Here is my response, drawn and culled from the various replies and comments I wrote in yesterday’s brief debate:
First, what is truly ‘counterproductive’ about the current situation–the one being protested by Black Lives Matter, Kaepernick, and others–is the following: Systemic racism; a nationalism which views itself as a religion and therefore, as the issuer of categorical demands; failures of empathy on the part of the dominant class; a lack of moral imagination in those who regulate and police. In the hierarchy of counterproductive actions, these occupy the top-most rung. Protests–in whatever shape or form–by members of a systematically oppressed class are quite distant. Indeed, they are genuinely productive of a new national sensibility precisely because they ask new questions and may cause redefinitions of the supposed national project.
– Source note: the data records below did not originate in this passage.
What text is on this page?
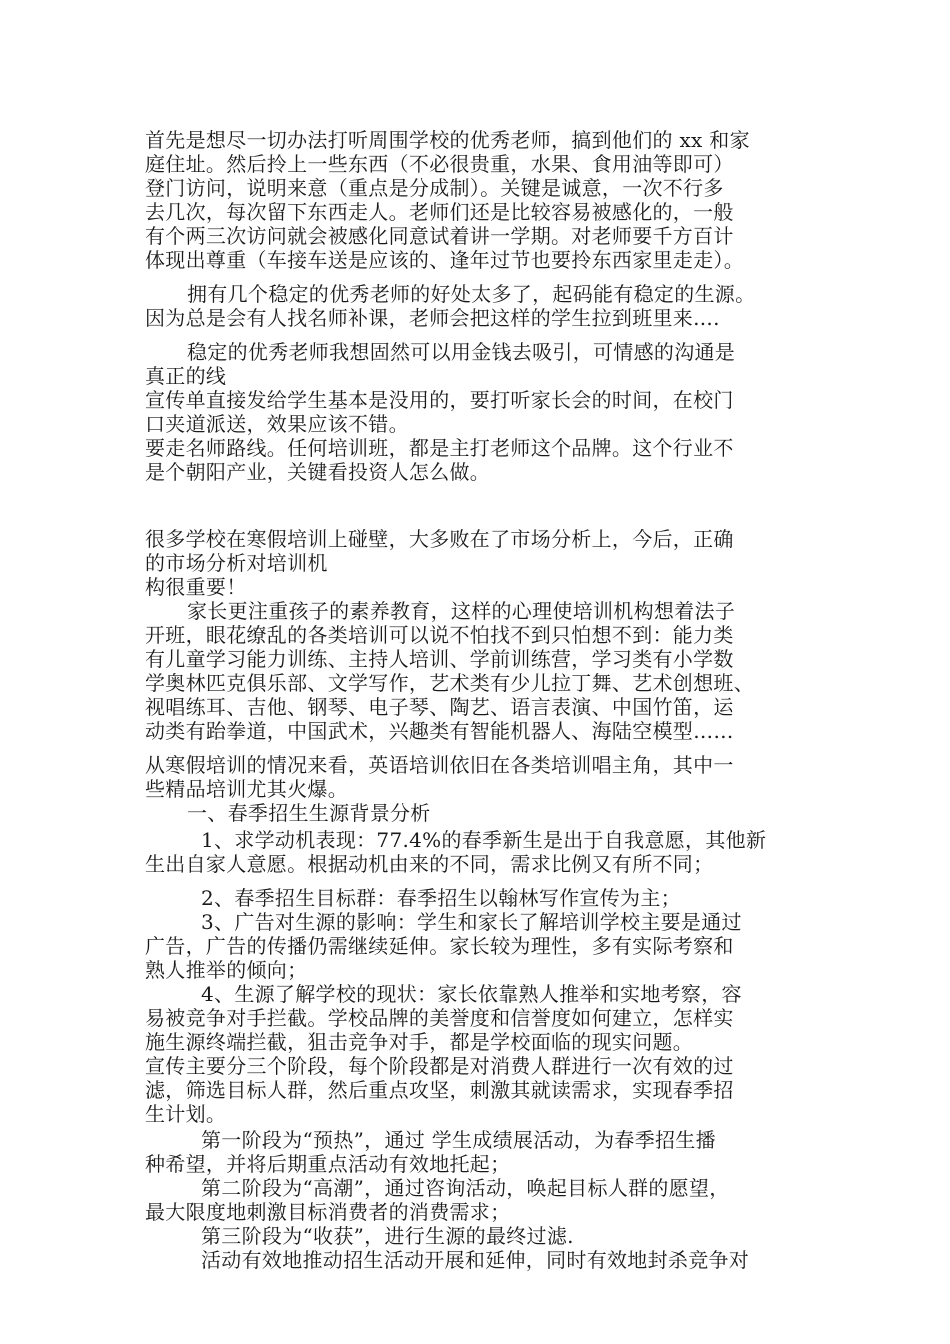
首先是想尽一切办法打听周围学校的优秀老师，搞到他们的 xx 和家
庭住址。然后拎上一些东西（不必很贵重，水果、食用油等即可）
登门访问，说明来意（重点是分成制）。关键是诚意，一次不行多
去几次，每次留下东西走人。老师们还是比较容易被感化的，一般
有个两三次访问就会被感化同意试着讲一学期。对老师要千方百计
体现出尊重（车接车送是应该的、逢年过节也要拎东西家里走走）。
拥有几个稳定的优秀老师的好处太多了，起码能有稳定的生源。
因为总是会有人找名师补课，老师会把这样的学生拉到班里来....
稳定的优秀老师我想固然可以用金钱去吸引，可情感的沟通是
真正的线
宣传单直接发给学生基本是没用的，要打听家长会的时间，在校门
口夹道派送，效果应该不错。
要走名师路线。任何培训班，都是主打老师这个品牌。这个行业不
是个朝阳产业，关键看投资人怎么做。
很多学校在寒假培训上碰壁，大多败在了市场分析上，今后，正确
的市场分析对培训机
构很重要！
家长更注重孩子的素养教育，这样的心理使培训机构想着法子
开班，眼花缭乱的各类培训可以说不怕找不到只怕想不到：能力类
有儿童学习能力训练、主持人培训、学前训练营，学习类有小学数
学奥林匹克俱乐部、文学写作，艺术类有少儿拉丁舞、艺术创想班、
视唱练耳、吉他、钢琴、电子琴、陶艺、语言表演、中国竹笛，运
动类有跆拳道，中国武术，兴趣类有智能机器人、海陆空模型……
从寒假培训的情况来看，英语培训依旧在各类培训唱主角，其中一
些精品培训尤其火爆。
一、春季招生生源背景分析
1、求学动机表现：77.4%的春季新生是出于自我意愿，其他新
生出自家人意愿。根据动机由来的不同，需求比例又有所不同；
2、春季招生目标群：春季招生以翰林写作宣传为主；
3、广告对生源的影响：学生和家长了解培训学校主要是通过
广告，广告的传播仍需继续延伸。家长较为理性，多有实际考察和
熟人推举的倾向；
4、生源了解学校的现状：家长依靠熟人推举和实地考察，容
易被竞争对手拦截。学校品牌的美誉度和信誉度如何建立，怎样实
施生源终端拦截，狙击竞争对手，都是学校面临的现实问题。
宣传主要分三个阶段，每个阶段都是对消费人群进行一次有效的过
滤，筛选目标人群，然后重点攻坚，刺激其就读需求，实现春季招
生计划。
第一阶段为“预热”，通过 学生成绩展活动，为春季招生播
种希望，并将后期重点活动有效地托起；
第二阶段为“高潮”，通过咨询活动，唤起目标人群的愿望，
最大限度地刺激目标消费者的消费需求；
第三阶段为“收获”，进行生源的最终过滤.
活动有效地推动招生活动开展和延伸，同时有效地封杀竞争对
Indeed, the more ‘sacred’ the symbol, the greater its vulnerability and susceptibility to the radical protest, to its utilization in activism which seeks to impress upon spectators its seriousness and urgency.
Second, speaking of tactical sense, in the current state of affairs, critiques of the football players’ actions have made a fight over the national anthem’s standing the main event, and in the process not only highlighted the national anthem’s foundational glorification of slavery but also led to a vigorous debate about what the American ideal really is. The diversity of responses to the football players’ protests suggests enough Americans a) support the right of the players to protest this way and b) have welcomed a closer look at the national anthem’s provenance and its possible malignancies. To suggest that most Americans will despise political gestures like this and that it will have the predicted unhealthily disruptive outcomes is to indulge in a little too much prophecy for my taste. I’m perfectly willing to bide my time and let public discourse about this gesture take us into unexplored domains of political debate.
Third, (here, perhaps I explicitly part with Alinsky): sacrilege is a good thing; smashing idols is a good thing. Erecting temples and false religions is a fool’s game. The original political sin is turning rhetorical symbols into icons beyond human reproach. To place these symbols beyond protest is to concede a political weapon–the language of quasi-theistic categoricity–to the opposition, an act of political surrender. Nice try.